The case arose because New Jersey attorney Andrew Dwyer, specializing in employee representation, ran afoul of Guideline 3 - - - which may have been specifically targeted at him - - - by using on his website language from judicial opinions in attorney fee award matters that duly assessed his competency. At bottom is the general concept of professional responsibility prohibiting judicial endorsement of attorneys, but in the context of fee award decisions, such assessment is explicitly required.
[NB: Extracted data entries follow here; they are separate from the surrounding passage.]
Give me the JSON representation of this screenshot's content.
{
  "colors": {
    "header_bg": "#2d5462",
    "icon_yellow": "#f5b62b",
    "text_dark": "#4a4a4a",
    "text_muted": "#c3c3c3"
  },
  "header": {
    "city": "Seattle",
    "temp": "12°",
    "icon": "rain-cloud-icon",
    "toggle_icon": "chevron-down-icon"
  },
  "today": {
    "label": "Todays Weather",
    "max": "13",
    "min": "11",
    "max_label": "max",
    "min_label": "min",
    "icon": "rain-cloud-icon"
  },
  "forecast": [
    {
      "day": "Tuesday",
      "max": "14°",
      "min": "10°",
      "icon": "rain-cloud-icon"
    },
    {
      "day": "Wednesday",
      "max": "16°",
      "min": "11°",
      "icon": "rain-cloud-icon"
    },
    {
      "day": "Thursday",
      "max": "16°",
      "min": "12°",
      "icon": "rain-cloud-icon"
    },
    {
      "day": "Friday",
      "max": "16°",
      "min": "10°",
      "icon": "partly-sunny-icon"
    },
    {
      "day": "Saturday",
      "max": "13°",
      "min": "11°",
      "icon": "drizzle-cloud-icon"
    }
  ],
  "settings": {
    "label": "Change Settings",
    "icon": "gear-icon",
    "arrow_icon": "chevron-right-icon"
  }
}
One judge objected to the use of his comments in an opinion and Guideline 3 eventually resulted.
The Third Circuit implicitly rejected the notion that such excerpts were inherently misleading and noted that even if the excerpts were "potentially misleading to some persons," there is no explanation of how "Dwyer’s providing a complete judicial opinion somehow dispels this assumed threat of deception." Moreover, the Third Circuit found under Zauderer that the disclosure requirement was burdensome: accurately quoted material is not acceptable absent the full-length judicial opinion and even "a hyperlink to unquoted portions of the opinion fails the Guideline."
The Third Circuit's conclusion is well-founded in established First Amendment doctrine that robustly protects advertising, even by attorneys.